Alain Barker is the group’s faculty adviser and Director of Music Entrepreneurship and Career Development at the Jacobs School of Music.

He said jazz musicians have been doing this kind of community work forever, but classical musicians have tended to stay in the concert hall.

“I think it’s really important to do both,” Barker said. “I think the concert hall is a spectacular place for incredible music and I think that they will always be there. It’s becoming just as important for any artist—somebody doing it as an amateur or somebody doing it as a high-end professional—to really think through what it is to be connecting to people, society, and community.”

Stewart said she noticed throughout time the performances were helping CC members just as much as they were helping the underserved locations the group visited.

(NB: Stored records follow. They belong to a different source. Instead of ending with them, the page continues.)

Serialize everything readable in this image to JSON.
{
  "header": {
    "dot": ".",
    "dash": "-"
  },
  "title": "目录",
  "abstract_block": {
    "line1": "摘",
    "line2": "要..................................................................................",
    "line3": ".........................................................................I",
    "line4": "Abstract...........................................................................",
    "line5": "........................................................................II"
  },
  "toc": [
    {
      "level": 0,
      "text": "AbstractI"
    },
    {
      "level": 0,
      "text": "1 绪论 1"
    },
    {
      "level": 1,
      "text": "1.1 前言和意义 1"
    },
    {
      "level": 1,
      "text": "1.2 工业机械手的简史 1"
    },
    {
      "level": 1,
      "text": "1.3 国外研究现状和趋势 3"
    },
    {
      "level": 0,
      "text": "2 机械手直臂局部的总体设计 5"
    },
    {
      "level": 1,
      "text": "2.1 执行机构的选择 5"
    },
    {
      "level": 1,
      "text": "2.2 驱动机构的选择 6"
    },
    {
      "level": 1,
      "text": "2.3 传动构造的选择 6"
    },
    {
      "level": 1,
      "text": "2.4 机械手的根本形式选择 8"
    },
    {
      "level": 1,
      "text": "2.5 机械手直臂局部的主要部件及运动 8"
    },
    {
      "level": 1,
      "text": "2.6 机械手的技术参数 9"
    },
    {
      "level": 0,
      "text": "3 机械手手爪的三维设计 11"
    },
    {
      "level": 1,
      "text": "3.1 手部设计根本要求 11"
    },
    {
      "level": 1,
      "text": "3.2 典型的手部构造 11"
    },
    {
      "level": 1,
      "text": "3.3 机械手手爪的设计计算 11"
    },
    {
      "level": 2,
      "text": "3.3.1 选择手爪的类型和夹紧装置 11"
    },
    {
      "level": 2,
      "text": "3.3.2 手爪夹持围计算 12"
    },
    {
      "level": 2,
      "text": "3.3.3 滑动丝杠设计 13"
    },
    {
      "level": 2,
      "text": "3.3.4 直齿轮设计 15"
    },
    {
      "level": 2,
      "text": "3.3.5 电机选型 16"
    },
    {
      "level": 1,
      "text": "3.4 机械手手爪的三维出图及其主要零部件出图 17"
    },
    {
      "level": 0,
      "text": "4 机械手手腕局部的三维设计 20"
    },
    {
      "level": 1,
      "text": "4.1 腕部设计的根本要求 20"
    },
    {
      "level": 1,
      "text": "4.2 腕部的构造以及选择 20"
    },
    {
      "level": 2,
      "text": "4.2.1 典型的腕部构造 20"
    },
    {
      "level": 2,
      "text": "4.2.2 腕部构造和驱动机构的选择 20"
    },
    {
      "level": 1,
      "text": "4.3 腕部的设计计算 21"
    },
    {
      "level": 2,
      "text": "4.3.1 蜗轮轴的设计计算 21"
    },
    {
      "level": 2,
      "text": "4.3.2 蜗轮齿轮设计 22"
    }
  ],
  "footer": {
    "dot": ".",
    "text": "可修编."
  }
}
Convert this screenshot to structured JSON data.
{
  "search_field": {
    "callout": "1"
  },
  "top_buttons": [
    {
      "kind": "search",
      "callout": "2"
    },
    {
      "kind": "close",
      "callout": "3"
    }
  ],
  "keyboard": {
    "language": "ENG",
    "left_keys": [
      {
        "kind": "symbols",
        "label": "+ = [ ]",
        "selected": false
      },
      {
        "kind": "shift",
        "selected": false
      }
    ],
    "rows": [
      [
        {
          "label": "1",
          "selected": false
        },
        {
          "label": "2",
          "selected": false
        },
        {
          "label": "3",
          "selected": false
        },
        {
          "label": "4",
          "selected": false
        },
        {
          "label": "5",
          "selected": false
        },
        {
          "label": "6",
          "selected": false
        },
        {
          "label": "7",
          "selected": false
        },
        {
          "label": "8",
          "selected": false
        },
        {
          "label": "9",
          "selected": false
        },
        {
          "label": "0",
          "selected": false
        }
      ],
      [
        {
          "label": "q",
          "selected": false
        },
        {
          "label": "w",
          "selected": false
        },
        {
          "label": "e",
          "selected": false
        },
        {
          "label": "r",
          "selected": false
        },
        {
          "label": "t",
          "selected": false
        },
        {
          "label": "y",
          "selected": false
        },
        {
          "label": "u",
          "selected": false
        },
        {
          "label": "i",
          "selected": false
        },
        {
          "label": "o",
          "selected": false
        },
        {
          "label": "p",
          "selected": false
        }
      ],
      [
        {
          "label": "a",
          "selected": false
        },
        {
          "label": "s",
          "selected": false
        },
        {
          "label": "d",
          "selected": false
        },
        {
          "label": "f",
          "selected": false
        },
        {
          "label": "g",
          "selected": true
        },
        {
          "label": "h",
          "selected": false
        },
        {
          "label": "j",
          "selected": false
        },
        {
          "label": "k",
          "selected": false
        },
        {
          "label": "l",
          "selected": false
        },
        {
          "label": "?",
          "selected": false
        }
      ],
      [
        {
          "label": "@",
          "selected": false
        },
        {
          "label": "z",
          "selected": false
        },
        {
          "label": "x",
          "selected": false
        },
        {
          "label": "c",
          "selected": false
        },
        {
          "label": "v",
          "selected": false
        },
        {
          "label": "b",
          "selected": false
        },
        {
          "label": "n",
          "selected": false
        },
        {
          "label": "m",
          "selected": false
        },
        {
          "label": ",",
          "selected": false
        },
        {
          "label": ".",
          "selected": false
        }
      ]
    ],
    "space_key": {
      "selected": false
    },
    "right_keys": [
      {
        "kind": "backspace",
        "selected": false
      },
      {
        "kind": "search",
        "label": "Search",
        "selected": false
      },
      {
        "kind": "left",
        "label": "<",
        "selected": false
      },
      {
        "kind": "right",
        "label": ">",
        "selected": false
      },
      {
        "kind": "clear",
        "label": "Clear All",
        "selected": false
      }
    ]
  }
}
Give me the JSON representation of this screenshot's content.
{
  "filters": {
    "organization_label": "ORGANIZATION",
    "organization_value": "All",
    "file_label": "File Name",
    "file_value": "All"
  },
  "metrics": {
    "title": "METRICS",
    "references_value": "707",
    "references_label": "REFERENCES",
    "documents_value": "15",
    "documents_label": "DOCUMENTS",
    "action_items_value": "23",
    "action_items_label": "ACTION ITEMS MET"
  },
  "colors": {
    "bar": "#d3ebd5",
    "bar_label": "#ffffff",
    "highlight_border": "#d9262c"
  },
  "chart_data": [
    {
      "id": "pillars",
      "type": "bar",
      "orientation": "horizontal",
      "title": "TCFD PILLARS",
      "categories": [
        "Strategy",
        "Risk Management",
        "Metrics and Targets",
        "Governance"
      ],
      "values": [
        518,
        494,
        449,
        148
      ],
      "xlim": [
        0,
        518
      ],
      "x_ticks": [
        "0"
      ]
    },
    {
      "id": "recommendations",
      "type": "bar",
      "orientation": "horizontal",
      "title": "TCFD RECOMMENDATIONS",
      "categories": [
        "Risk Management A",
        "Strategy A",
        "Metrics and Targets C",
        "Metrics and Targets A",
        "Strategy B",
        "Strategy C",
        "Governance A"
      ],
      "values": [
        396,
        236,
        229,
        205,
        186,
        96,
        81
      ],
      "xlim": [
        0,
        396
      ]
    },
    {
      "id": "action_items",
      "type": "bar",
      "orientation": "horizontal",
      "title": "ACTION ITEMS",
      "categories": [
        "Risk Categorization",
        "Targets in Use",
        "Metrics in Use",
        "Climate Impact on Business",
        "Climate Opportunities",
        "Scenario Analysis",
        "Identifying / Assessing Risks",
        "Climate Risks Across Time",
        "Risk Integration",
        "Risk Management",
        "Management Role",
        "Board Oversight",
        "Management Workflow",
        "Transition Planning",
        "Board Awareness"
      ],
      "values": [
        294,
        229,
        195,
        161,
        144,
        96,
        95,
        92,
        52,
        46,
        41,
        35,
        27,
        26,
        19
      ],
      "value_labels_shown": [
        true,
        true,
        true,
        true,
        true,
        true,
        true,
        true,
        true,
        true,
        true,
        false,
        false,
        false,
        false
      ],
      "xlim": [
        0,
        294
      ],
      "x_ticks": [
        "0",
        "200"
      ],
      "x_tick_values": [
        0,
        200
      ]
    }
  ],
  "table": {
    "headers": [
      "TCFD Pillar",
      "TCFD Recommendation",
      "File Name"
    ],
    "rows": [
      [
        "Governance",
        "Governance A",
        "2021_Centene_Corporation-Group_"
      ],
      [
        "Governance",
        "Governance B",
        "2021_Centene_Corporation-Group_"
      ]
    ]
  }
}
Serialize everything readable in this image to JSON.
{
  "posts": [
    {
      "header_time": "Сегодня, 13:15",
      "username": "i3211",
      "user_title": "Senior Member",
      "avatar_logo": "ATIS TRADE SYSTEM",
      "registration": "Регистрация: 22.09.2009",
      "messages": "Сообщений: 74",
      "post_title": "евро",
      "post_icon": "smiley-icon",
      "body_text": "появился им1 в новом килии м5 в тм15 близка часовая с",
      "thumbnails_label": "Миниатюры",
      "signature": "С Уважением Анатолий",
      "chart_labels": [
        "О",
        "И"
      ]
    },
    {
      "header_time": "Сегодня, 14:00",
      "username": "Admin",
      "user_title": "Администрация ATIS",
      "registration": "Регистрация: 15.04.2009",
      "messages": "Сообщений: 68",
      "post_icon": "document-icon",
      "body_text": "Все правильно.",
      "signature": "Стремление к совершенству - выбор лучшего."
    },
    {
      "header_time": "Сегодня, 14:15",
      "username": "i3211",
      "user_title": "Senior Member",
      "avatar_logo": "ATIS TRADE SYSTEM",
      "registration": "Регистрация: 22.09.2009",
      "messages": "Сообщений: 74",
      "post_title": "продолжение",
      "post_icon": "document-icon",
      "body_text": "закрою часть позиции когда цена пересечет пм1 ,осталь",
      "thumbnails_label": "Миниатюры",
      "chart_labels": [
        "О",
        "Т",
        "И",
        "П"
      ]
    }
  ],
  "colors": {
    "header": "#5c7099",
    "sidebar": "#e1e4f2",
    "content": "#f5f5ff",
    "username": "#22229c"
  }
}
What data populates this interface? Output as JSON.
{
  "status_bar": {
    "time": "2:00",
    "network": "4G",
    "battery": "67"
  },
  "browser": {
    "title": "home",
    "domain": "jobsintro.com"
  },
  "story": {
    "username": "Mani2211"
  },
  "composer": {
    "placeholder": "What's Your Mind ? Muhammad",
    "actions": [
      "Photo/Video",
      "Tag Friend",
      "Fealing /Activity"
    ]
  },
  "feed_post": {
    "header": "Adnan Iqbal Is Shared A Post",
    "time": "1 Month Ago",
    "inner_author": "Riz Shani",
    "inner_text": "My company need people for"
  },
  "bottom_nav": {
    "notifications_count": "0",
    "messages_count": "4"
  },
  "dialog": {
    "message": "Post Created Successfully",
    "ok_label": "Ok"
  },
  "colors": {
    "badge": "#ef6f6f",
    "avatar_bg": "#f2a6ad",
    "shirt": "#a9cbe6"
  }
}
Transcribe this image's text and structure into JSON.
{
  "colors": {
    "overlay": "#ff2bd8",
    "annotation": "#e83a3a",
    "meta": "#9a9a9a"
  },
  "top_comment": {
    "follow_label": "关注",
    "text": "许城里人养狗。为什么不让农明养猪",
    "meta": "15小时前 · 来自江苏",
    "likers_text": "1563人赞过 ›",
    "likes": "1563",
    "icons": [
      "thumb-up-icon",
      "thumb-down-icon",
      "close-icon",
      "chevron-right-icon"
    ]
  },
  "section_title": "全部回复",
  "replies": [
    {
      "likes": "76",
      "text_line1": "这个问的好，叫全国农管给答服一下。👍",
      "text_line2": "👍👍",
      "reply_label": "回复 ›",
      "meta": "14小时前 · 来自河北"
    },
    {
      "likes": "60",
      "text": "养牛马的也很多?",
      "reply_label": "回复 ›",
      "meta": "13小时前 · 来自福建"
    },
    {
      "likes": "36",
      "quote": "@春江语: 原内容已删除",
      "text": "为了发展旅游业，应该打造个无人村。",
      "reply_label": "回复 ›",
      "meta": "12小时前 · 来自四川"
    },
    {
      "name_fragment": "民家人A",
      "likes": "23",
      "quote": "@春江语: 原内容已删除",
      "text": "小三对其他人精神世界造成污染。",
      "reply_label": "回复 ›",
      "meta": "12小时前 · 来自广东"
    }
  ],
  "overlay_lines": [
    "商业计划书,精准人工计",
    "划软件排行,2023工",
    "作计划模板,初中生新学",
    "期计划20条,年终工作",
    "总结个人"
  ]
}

“Jacobs is a very high stress environment where it can be easy to get lost in perfecting the details of our craft,” Stewart said. “I think when I started doing these concerts it reminded me of why I was working so hard to become a musician. It reminded me of how music can change you as a person and change the people you’re working with.”

But both Elcock and Stewart graduated earlier this month, and while Stewart admits it will be hard to pass off the baby, she said she is confident in the new 
leadership team.

Though Bell prepares to become the vice president of CC in Bloomington, Elcock and Stewart has filed for articles of incorporation, the first step in making CC a nonprofit organization that could inhabit and do similar work at music schools throughout the country.

“We’d love to go to areas that don’t have programs like this already and set it up so it’s really getting into the framework of a conservatory,” Elcock said. “I really think that should include community engagement."


A previous version of this story referred to the New Hope Family Shelter as the New Hope Family Center and misidentified Brynn Elcock as a flutist.